Re: [RFC][PATCH 1/5] static_call: Make NULL static calls consistent
From: Sean Christopherson
Date: Mon Mar 13 2023 - 11:09:02 EST
On Sun, Mar 12, 2023, Peter Zijlstra wrote:
> On Fri, Mar 10, 2023 at 05:20:04PM -0800, Josh Poimboeuf wrote:
> > On Fri, Mar 10, 2023 at 09:59:26PM +0100, Peter Zijlstra wrote:
> > > > -#define __static_call_cond(name) \
> > > > -({ \
> > > > - void *func = READ_ONCE(STATIC_CALL_KEY(name).func); \
> > > > - if (!func) \
> > > > - func = &__static_call_nop; \
> > > > - (typeof(STATIC_CALL_TRAMP(name))*)func; \
> > > > -})
> > >
> > > So a sufficiently clever compiler can optimize the above to avoid the
> > > actual indirect call (and resulting CFI violation, see below), because
> > > __static_call_nop() is inline and hence visible as an empty stub
> > > function. Currently none of the compilers are that clever :/
> >
> > I won't hold my breath waiting for theoretical optimizations.
>
> Well, I'm thinking the clang folks might like this option to unbreak the
> arm64 build. At least here they have a fighting chance of actually doing
> the right thing.
>
> Let me Cc some actual compiler folks.
+Will and Kees too for the arm64+CFI mess.
https://lore.kernel.org/all/YfrQzoIWyv9lNljh@xxxxxxxxxx
> > > This will break ARM64 I think, they don't HAVE_STATIC_CALL but do have
> > > CLANG_CFI, which means the above will end up being a runtime indirect
> > > call to a non-matching signature function.
> > >
> > > Now, I suppose we don't actually have this happen in current code by the
> > > simple expedient of not actually having any static_call_cond() usage
> > > outside of arch code.
> > >
> > > (/me git-grep's some and *arrrggh* trusted-keys)
> > >
> > > I really don't think we can do this though, must not promote CFI
> > > violations.
> >
> > Ouch, so static_call_cond() and __static_call_return0() are broken today
> > on CFI_CLANG + arm64.
>
> Yes. Now __static_call_return0() should really only happen when
> HAVE_STATIC_CALL per the definition only being available in that case.
>
> And static_call_cond() as implemented today *might* just be fixable by
> the compiler.
>
> > Some ideas:
> >
> > 1) Implement HAVE_STATIC_CALL for arm64. IIRC, this wasn't worth the
> > effort due to restricted branch ranges and CFI fun.
>
> The powerpc32 thing did it, iirc a similar approach could work for arm.

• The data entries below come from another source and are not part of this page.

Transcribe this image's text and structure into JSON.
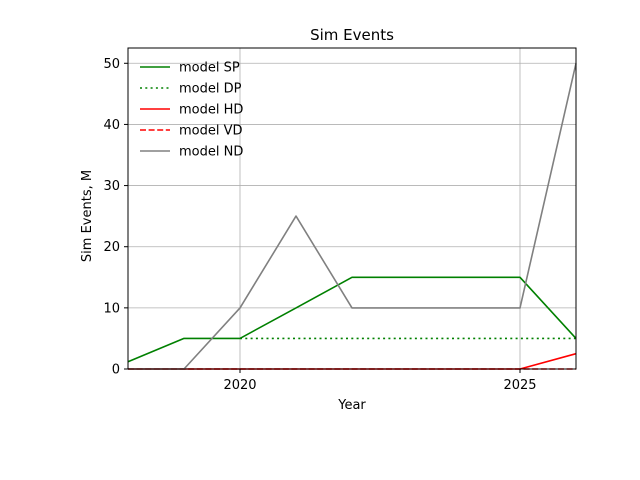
{
  "chart_data": {
    "type": "line",
    "title": "Sim Events",
    "xlabel": "Year",
    "ylabel": "Sim Events, M",
    "xlim": [
      2018,
      2026
    ],
    "ylim": [
      0,
      52.5
    ],
    "x_ticks": [
      2020,
      2025
    ],
    "y_ticks": [
      0,
      10,
      20,
      30,
      40,
      50
    ],
    "grid": true,
    "legend_position": "top-left",
    "x": [
      2018,
      2019,
      2020,
      2021,
      2022,
      2023,
      2024,
      2025,
      2026
    ],
    "series": [
      {
        "name": "model SP",
        "color": "#008000",
        "style": "solid",
        "values": [
          1.2,
          5,
          5,
          10,
          15,
          15,
          15,
          15,
          5
        ]
      },
      {
        "name": "model DP",
        "color": "#008000",
        "style": "dotted",
        "values": [
          null,
          null,
          5,
          5,
          5,
          5,
          5,
          5,
          5
        ]
      },
      {
        "name": "model HD",
        "color": "#ff0000",
        "style": "solid",
        "values": [
          0,
          0,
          0,
          0,
          0,
          0,
          0,
          0,
          2.5
        ]
      },
      {
        "name": "model VD",
        "color": "#ff0000",
        "style": "dashed",
        "values": [
          0,
          0,
          0,
          0,
          0,
          0,
          0,
          0,
          0
        ]
      },
      {
        "name": "model ND",
        "color": "#808080",
        "style": "solid",
        "values": [
          0,
          0,
          10,
          25,
          10,
          10,
          10,
          10,
          50
        ]
      }
    ]
  }
}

> But this would basically mandate HAVE_STATIC_CALL for CFI_CLANG.
>
> >
> > 2) Create yet another "tier" of static call implementations, for
> > arches which can have the unfortunate combo of CFI_CLANG +
> > !HAVE_STATIC_CALL. CONFIG_ALMOST_DONT_HAVE_STATIC_CALL?
> >
> > The arch can define ARCH_DEFINE_STATIC_CALL_NOP() which uses inline
> > asm to create a CFI-compliant NOP/BUG/whatever version of the
> > function (insert lots of hand-waving). Is the kcfi hash available
> > to inline asm at build time?
>
> Yes, clang creates magic symbol for everything it sees a declaration
> for. This symbols can be referenced from asm, linking will make it all
> work.
>
> And yes, C sucks, you can't actually create a function definition from a
> type :/ Otherwise this could be trivially fixable.
>
> > 3) Use a jump label to bypass the static call instead of calling
> > __static_call_nop(). NOTE: I couldn't figure out how to do this
> > without angering the compiler, unless we want to change
> > static_call() back to the old-school interface:
> >
> > static_call(foo, args...)
> >
> > Is it Friday yet?
>
> Always right :-)
>
> And yes, the whole premise of all this is that we let the compiler
> generate the actuall CALL and then have objtool scan the output and
> report the locations of them. There is no way to intercept this at the
> compiler level.